Naar een verhoogd risico op aansprakelijkheid van de opdrachtnemer die ‘medeplichtig’ is aan een inbreuk op de overheidsopdrachtenwetgeving?
In een arrest van 14 mei 2020 buigt het Hof van Justitie zich over de mogelijke gevolgen wanneer, bij de wijziging van een lopende overheidsopdracht, ten onrechte geen rekening is gehouden met de overheidsopdrachtenwetgeving. Het Hof oordeelt dat niet alleen aan de aanbestedende dienst maar ook aan de begunstigde van de opdracht, een inbreuk kan worden toegerekend en een boete kan worden opgelegd. Hoewel het Belgisch recht geen dergelijk boetesysteem kent, rijst de vraag naar de mogelijke aansprakelijkheid van de opdrachtnemer.
Feitelijke en wettelijke context
In 2013 sloot de openbare vervoersmaatschappij in Boedapest (BKK), als aanbestedende dienst in een speciale sector, een overeenkomst voor kaartjesautomaten met een private onderneming. Tijdens de uitvoering ervan werden verschillende wijzigingen aan de overeenkomst aangebracht, in die mate dat het bedrag van de wijzigingen opliep tot bijna de helft van het oorspronkelijke gunningsbedrag. Om die reden stelde de voorzitter van de Hongaarse aanbestedingsautoriteit ambtshalve een procedure in voor het Hongaarse arbitragepanel. Dat panel oordeelde dat de regelgeving inzake overheidsopdrachten was geschonden en dat een nieuwe gunningsprocedure moest worden uitgeschreven. Het panel stelde niet alleen de inbreuk vast tegenover beide partijen, maar legde hen ook elk een boete op.
De aanbestedende dienst en de opdrachtnemer stelden vervolgens een beroep in bij de rechter voor de agglomeratie Boedapest. De Hongaarse rechter schorste de behandeling van de zaak en stelde drie prejudiciële vragen aan het Hof van Justitie. De eerste en tweede prejudiciële vraag betreffen de toelaatbaarheid van een nationale regeling die niet alleen een boete oplegt aan de aanbestedende dienst, maar ook aan de opdrachtnemer. Een derde vraag betreft de wijze waarop het bedrag van de boete kan/moet worden bepaald.
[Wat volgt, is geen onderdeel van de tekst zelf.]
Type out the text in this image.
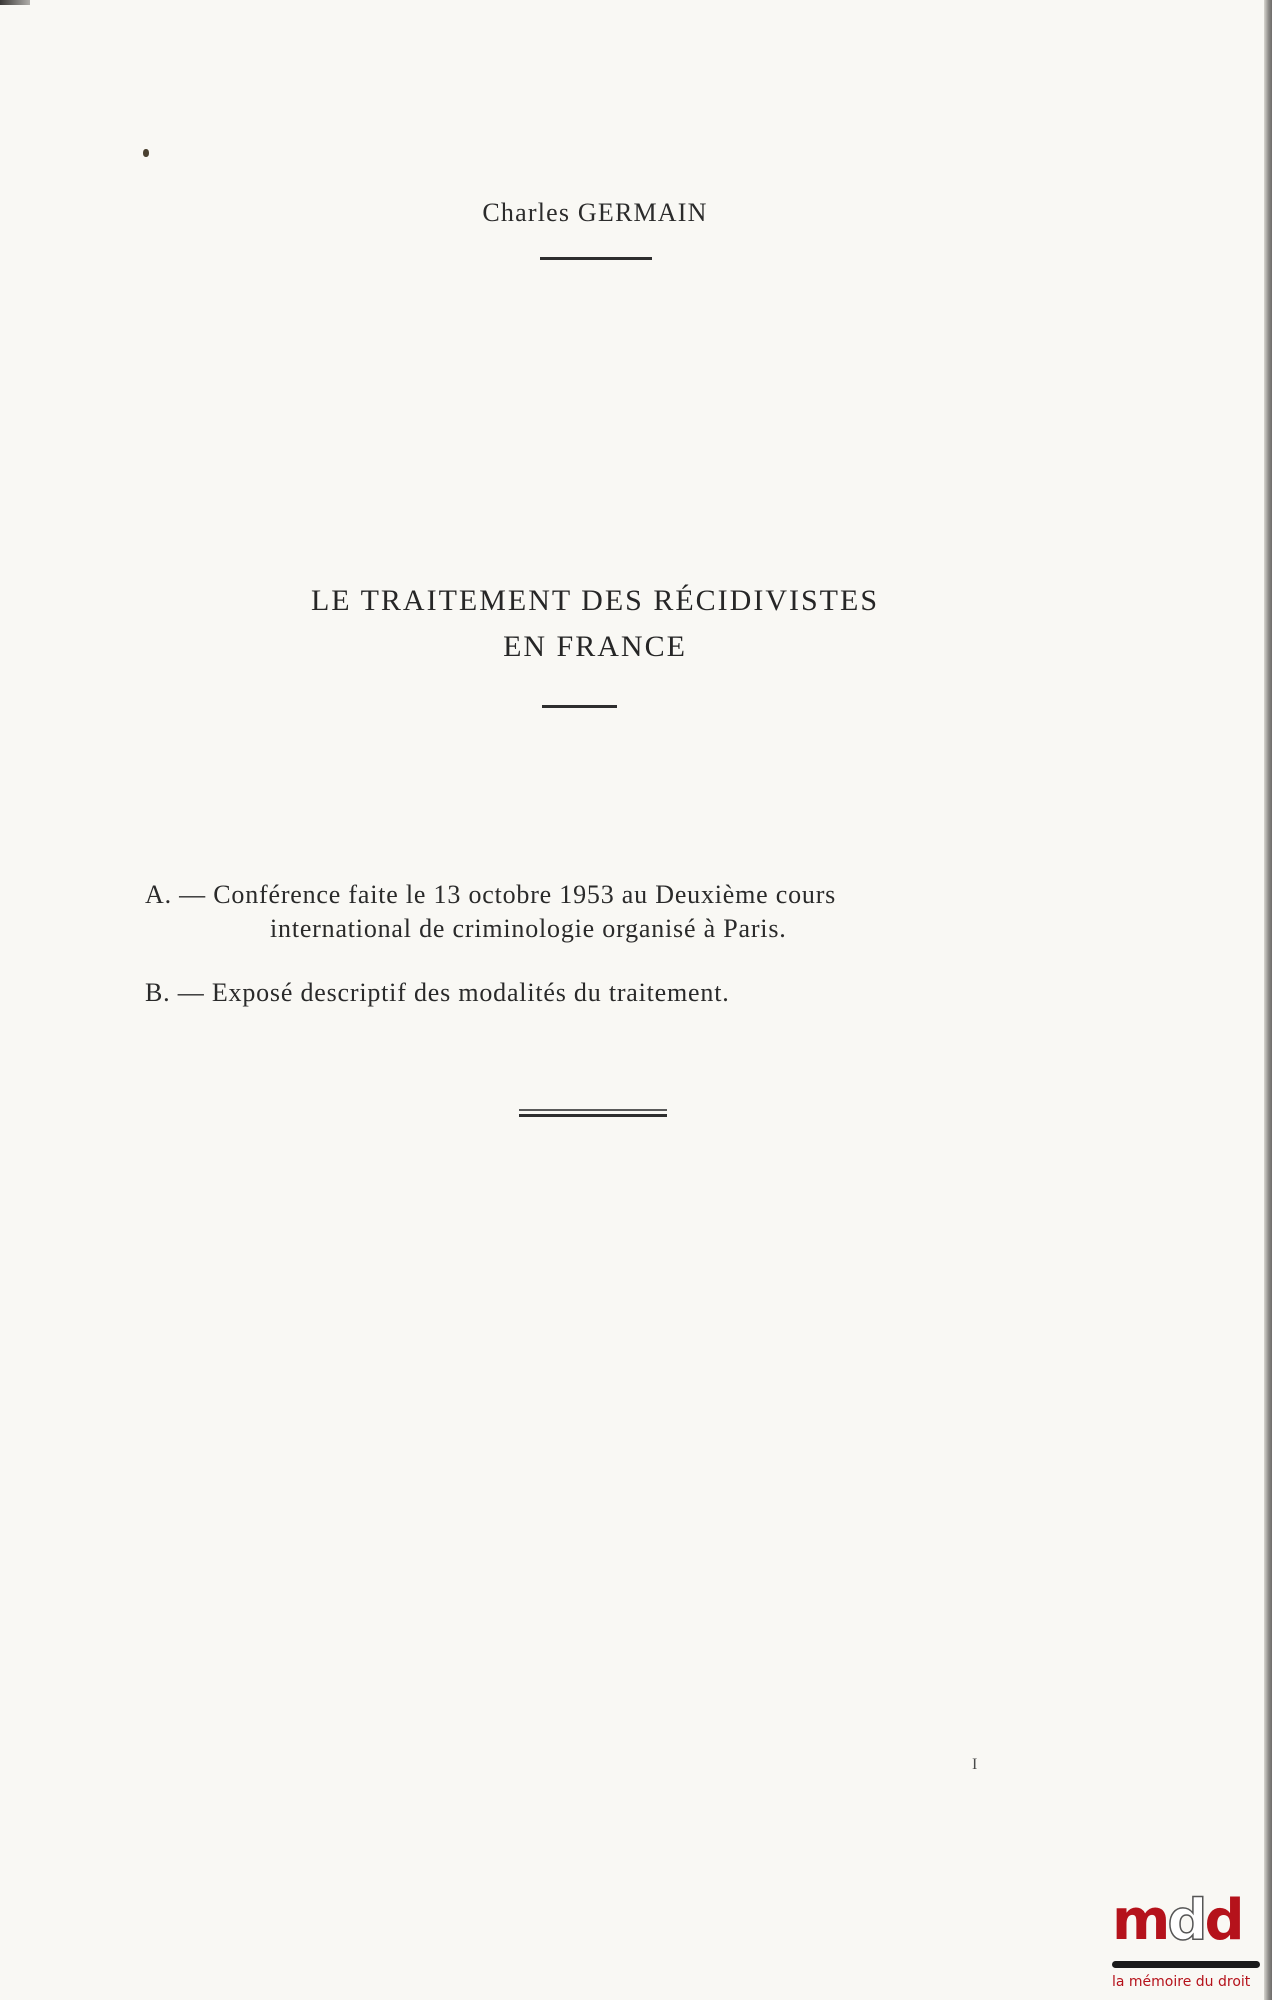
Charles GERMAIN
LE TRAITEMENT DES RÉCIDIVISTES
EN FRANCE
A. — Conférence faite le 13 octobre 1953 au Deuxième cours
international de criminologie organisé à Paris.
B. — Exposé descriptif des modalités du traitement.
I
mdd
la mémoire du droit
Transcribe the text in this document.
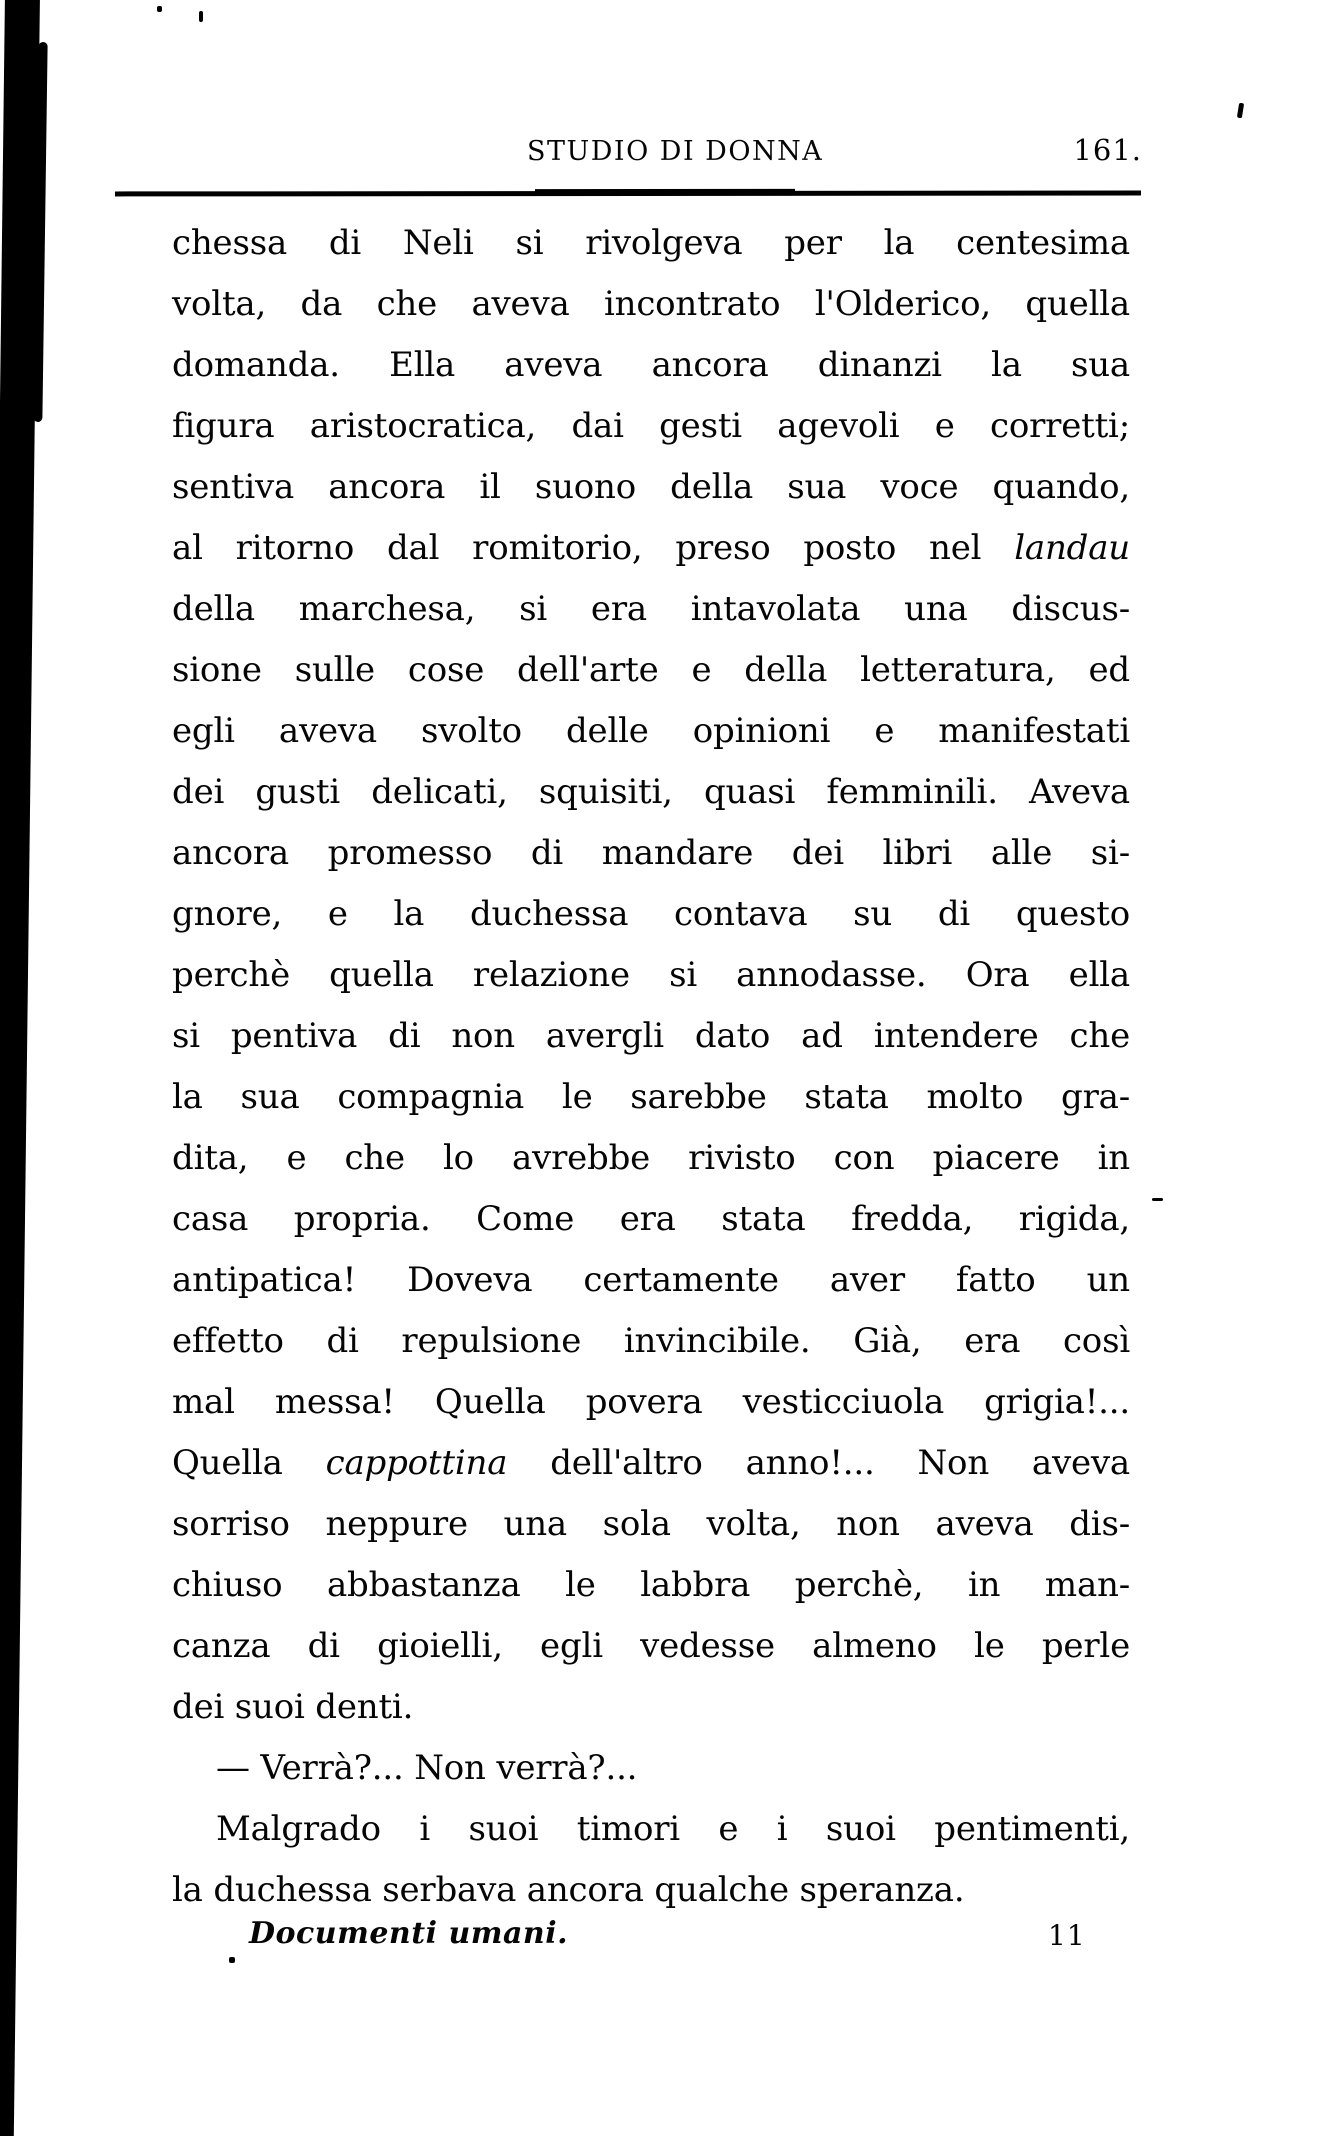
STUDIO DI DONNA	161.
chessa di Neli si rivolgeva per la centesima
volta, da che aveva incontrato l'Olderico, quella
domanda. Ella aveva ancora dinanzi la sua
figura aristocratica, dai gesti agevoli e corretti;
sentiva ancora il suono della sua voce quando,
al ritorno dal romitorio, preso posto nel landau
della marchesa, si era intavolata una discus-
sione sulle cose dell'arte e della letteratura, ed
egli aveva svolto delle opinioni e manifestati
dei gusti delicati, squisiti, quasi femminili. Aveva
ancora promesso di mandare dei libri alle si-
gnore, e la duchessa contava su di questo
perchè quella relazione si annodasse. Ora ella
si pentiva di non avergli dato ad intendere che
la sua compagnia le sarebbe stata molto gra-
dita, e che lo avrebbe rivisto con piacere in
casa propria. Come era stata fredda, rigida,
antipatica! Doveva certamente aver fatto un
effetto di repulsione invincibile. Già, era così
mal messa! Quella povera vesticciuola grigia!...
Quella cappottina dell'altro anno!... Non aveva
sorriso neppure una sola volta, non aveva dis-
chiuso abbastanza le labbra perchè, in man-
canza di gioielli, egli vedesse almeno le perle
dei suoi denti.
— Verrà?... Non verrà?...
Malgrado i suoi timori e i suoi pentimenti,
la duchessa serbava ancora qualche speranza.
Documenti umani.	11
Standpunt van het Hof van Justitie
In het arrest van 14 mei 2020 (C-263/19) stelt het Hof van Justitie in de eerste plaats vast dat de richtlijnen inzake rechtsbescherming (richtlijnen 89/665 en 92/13) zich niet uitstrekken tot alle mogelijke beroepsprocedures. Er is met andere woorden geen volledige harmonisatie. Bovendien kan uit de richtlijnen betreffende de plaatsing van overheidsopdrachten (in dit geval richtlijn 2014/25 inzake de speciale sectoren) geenszins worden afgeleid dat de bepalingen ervan geen betrekking zouden hebben op de begunstigden van de overheidsopdracht.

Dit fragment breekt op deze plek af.